Потом он стал рассказывать о тех, кто умер раньше.

– Гляди, там лежит мисс Мэри-Бет, мать Стеллы и ныне здравствующей мисс Карл. Мисс Милли на самом деле является дочерью Реми Мэйфейра. Он приходился дядей мисс Карл и умер на Первой улице, но это было еще до моего рождения. Зато я помню Джулиена Мэйфейра. Он принадлежал к числу тех, кого принято называть незабвенными. До самого дня своей смерти Джулиен превосходно выглядел… Так же как и его сын Кортланд, который скончался в тот самый год, когда Дейрдре родила ребенка. Кортланда, однако, хоронил не я – он с семьей жил в Метэри. Говорили, что его доконала вся эта возня вокруг ребенка. Как бы то ни было, он прожил целых восемьдесят лет… Мисс Белл – старшая сестра мисс Карл. А вот мисс Нэнси – сестра Анты. Помяни мое слово, следующим здесь появится имя мисс Милли.

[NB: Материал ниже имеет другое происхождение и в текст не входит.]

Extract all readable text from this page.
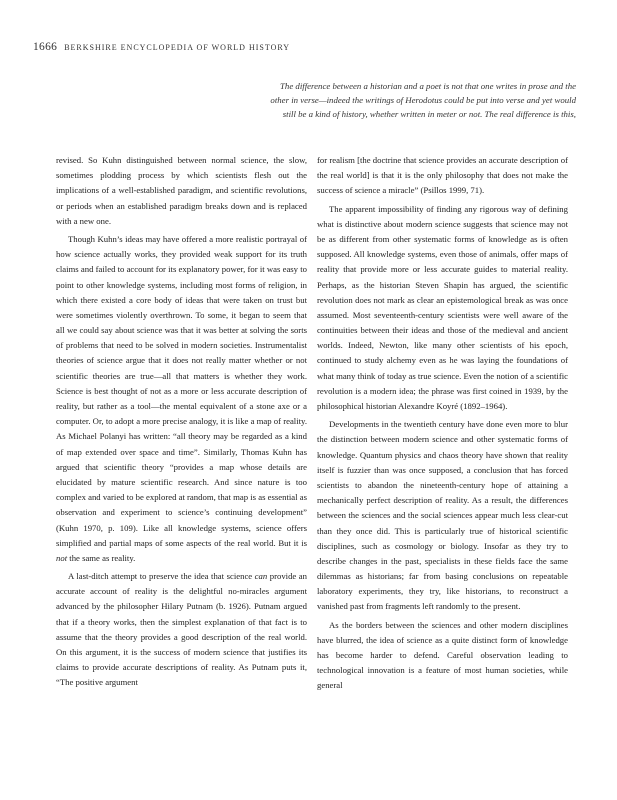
1666 BERKSHIRE ENCYCLOPEDIA OF WORLD HISTORY

The difference between a historian and a poet is not that one writes in prose and the

other in verse—indeed the writings of Herodotus could be put into verse and yet would

still be a kind of history, whether written in meter or not. The real difference is this,

revised. So Kuhn distinguished between normal science, the slow, sometimes plodding process by which scientists flesh out the implications of a well-established paradigm, and scientific revolutions, or periods when an established paradigm breaks down and is replaced with a new one.

Though Kuhn’s ideas may have offered a more realistic portrayal of how science actually works, they provided weak support for its truth claims and failed to account for its explanatory power, for it was easy to point to other knowledge systems, including most forms of religion, in which there existed a core body of ideas that were taken on trust but were sometimes violently overthrown. To some, it began to seem that all we could say about science was that it was better at solving the sorts of problems that need to be solved in modern societies. Instrumentalist theories of science argue that it does not really matter whether or not scientific theories are true—all that matters is whether they work. Science is best thought of not as a more or less accurate description of reality, but rather as a tool—the mental equivalent of a stone axe or a computer. Or, to adopt a more precise analogy, it is like a map of reality. As Michael Polanyi has written: “all theory may be regarded as a kind of map extended over space and time”. Similarly, Thomas Kuhn has argued that scientific theory “provides a map whose details are elucidated by mature scientific research. And since nature is too complex and varied to be explored at random, that map is as essential as observation and experiment to science’s continuing development” (Kuhn 1970, p. 109). Like all knowledge systems, science offers simplified and partial maps of some aspects of the real world. But it is not the same as reality.

A last-ditch attempt to preserve the idea that science can provide an accurate account of reality is the delightful no-miracles argument advanced by the philosopher Hilary Putnam (b. 1926). Putnam argued that if a theory works, then the simplest explanation of that fact is to assume that the theory provides a good description of the real world. On this argument, it is the success of modern science that justifies its claims to provide accurate descriptions of reality. As Putnam puts it, “The positive argument

for realism [the doctrine that science provides an accurate description of the real world] is that it is the only philosophy that does not make the success of science a miracle” (Psillos 1999, 71).

The apparent impossibility of finding any rigorous way of defining what is distinctive about modern science suggests that science may not be as different from other systematic forms of knowledge as is often supposed. All knowledge systems, even those of animals, offer maps of reality that provide more or less accurate guides to material reality. Perhaps, as the historian Steven Shapin has argued, the scientific revolution does not mark as clear an epistemological break as was once assumed. Most seventeenth-century scientists were well aware of the continuities between their ideas and those of the medieval and ancient worlds. Indeed, Newton, like many other scientists of his epoch, continued to study alchemy even as he was laying the foundations of what many think of today as true science. Even the notion of a scientific revolution is a modern idea; the phrase was first coined in 1939, by the philosophical historian Alexandre Koyré (1892–1964).

Developments in the twentieth century have done even more to blur the distinction between modern science and other systematic forms of knowledge. Quantum physics and chaos theory have shown that reality itself is fuzzier than was once supposed, a conclusion that has forced scientists to abandon the nineteenth-century hope of attaining a mechanically perfect description of reality. As a result, the differences between the sciences and the social sciences appear much less clear-cut than they once did. This is particularly true of historical scientific disciplines, such as cosmology or biology. Insofar as they try to describe changes in the past, specialists in these fields face the same dilemmas as historians; far from basing conclusions on repeatable laboratory experiments, they try, like historians, to reconstruct a vanished past from fragments left randomly to the present.

As the borders between the sciences and other modern disciplines have blurred, the idea of science as a quite distinct form of knowledge has become harder to defend. Careful observation leading to technological innovation is a feature of most human societies, while general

Риту мало интересовали обладатели всех этих имен. Она думала о Дейрдре: вспоминала, как в те давние дни они сидели рядышком в спальне школы Святой Розы, рассматривая изумрудный кулон. Дейрдре тогда сказала, что он перешел к ней от Стеллы и Анты.

Она рассказала об этом Рэду, но тот не удивился, а лишь кивнул и прибавил, что еще раньше изумрудный кулон принадлежал мисс Мэри-Бет, а до нее – мисс Кэтрин, которая и построила этот дом на Первой улице. Однако Рэду не довелось встречаться с ней. Первым из Мэйфейров, кого он знал лично, был Джулиен.

– Я давно обратила внимание на одну странность, – заметила Рита. – В этой семье все без исключения женщины носят фамилию Мэйфейр. Почему же они не брали фамилии своих мужей?

– Нельзя, – коротко ответил Рэд. – Если бы они это сделали, то не получили бы ни цента из капитала Мэйфейров. Так было заведено очень давно. Чтобы иметь доступ к деньгам Мэйфейров, нужно носить эту фамилию. Кортланд Мэйфейр досконально разбирался во всем этом. Он был очень знающим и дотошным адвокатом и никогда не работал ни на кого, кроме семейного клана. Помню, он однажды сказал мне, что таковы условия наследования.

Рэд снова пристально уставился на цветы.

– Почему тебя так заинтересовали эти вазы? – спросила Рита.

– Да так, есть одно давнее предание, связанное с ними, – ответил Рэд. – Будто бы эти вазы никогда не бывают пустыми.

– А разве не мисс Карлотта отдает распоряжение, чтобы туда поставили свежие цветы? – удивилась Рита.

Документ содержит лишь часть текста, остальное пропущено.